La storica caserma “Giacomo Acqua” di Piazza del Popolo a Roma, in pieno centro storico, sede dell’Arma dal 1870, potrebbe essere riconvertita, nei prossimi anni, in un albergo di lusso

La memoria dell’Arma in bilico; la caserma simbolo di Roma Capitale potrebbe lasciare spazio al turismo d’élite

È la prima sede dei Carabinieri Reali nella Roma Capitale, occupata subito dopo la breccia di Porta Pia. Attualmente ospita il Comando della Legione Carabinieri “Lazio”. Il trasferimento dei militari e l’avvio definitivo non sono imminenti; l’orizzonte stimato per il trasloco è di due o tre anni. Si stima un’operazione immobiliare da circa 200 milioni di euro, sebbene il progetto in fase avanzata attenda ancora il completamento dei finanziamenti necessari. 80-110 milioni di euro rappresenta il solo Capex alberghiero, ovvero la quota di capitale dedicata strettamente alla ristrutturazione edilizia e alla conversione della struttura. 3 milioni di euro all’anno è l’attuale canone di locazione che potrebbe essere generato dall’immobile nello stato attuale prima della riconversione.

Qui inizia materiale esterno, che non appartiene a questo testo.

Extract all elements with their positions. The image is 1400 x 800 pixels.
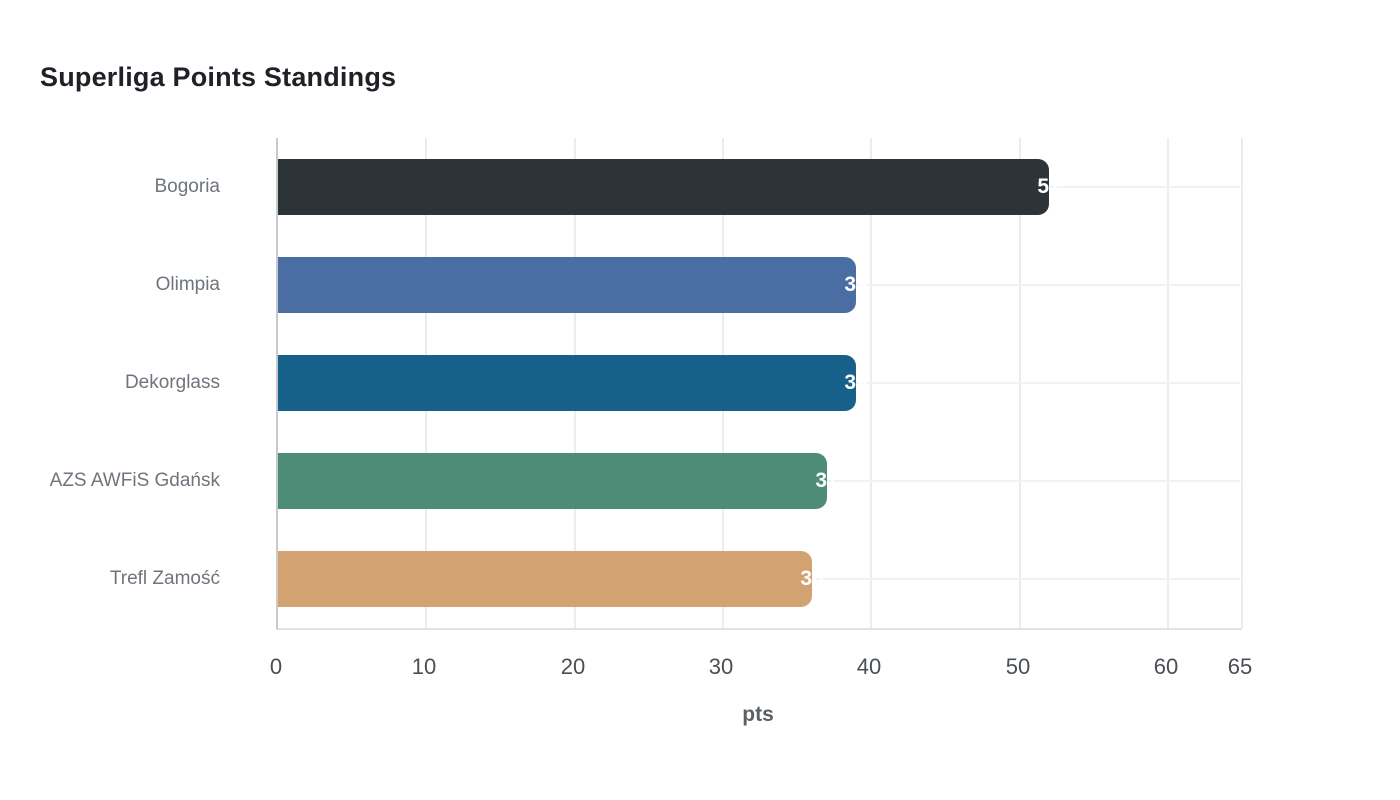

Considerando i vincoli storici e architettonici del complesso di Piazza del Popolo, gli analisti di settore stimano, per un posizionamento a 5 stelle lusso, come capacità ricettiva, una configurazione ottimale compresa tra 100 e 140 camere e suite e un investimento compreso tra 600.000 e 800.000 euro per singola camera (detto costo “per chiave”), che include il restauro monumentale, l’impiantistica avanzata, l’interior design e la realizzazione di servizi premium come Spa e aree Food & Beverage.

Dettagli architettonici e storici del palazzo

La caserma “Giacomo Acqua” è un tassello urbano di straordinario pregio inserito nel rione Campo Marzio. L’edificio è celebre per la sua cupola monumentale che affaccia direttamente su Piazza del Popolo. Negli ultimi decenni è stata tradizionalmente illuminata con i colori della bandiera italiana, rappresentando un landmark visivo e istituzionale inconfondibile per cittadini e turisti. Il complesso ha una struttura tipica dell’architettura umbertina tardo-ottocentesca, pensata per dialogare con la grandiosità della piazza del Valadier. Presenta imponenti facciate in muratura, finestre ad arco e ampi cortili interni storici. Dal 1870 ha mantenuto intatta la sua destinazione presidiando il centro della Capitale, un legame identitario profondo che dura da oltre 150 anni.

Le reazioni dei sindacati e dei cittadini

Il via libera alla riconversione in hotel a cinque stelle ha sollevato un’ondata di aspro dibattito istituzionale e sociale, con la protesta dei sindacati militari; l’unione sindacale USMIA Carabinieri ha indirizzato una lettera aperta alle massime cariche dello Stato — tra cui il Presidente della Repubblica e la Presidenza del Consiglio — chiedendo l’intervento del Ministero della Cultura (MiC) per impedire il cambio di destinazione d’uso. Il sindacato denuncia la perdita di un presidio di legalità fondamentale e la svendita della memoria storica dell’Arma.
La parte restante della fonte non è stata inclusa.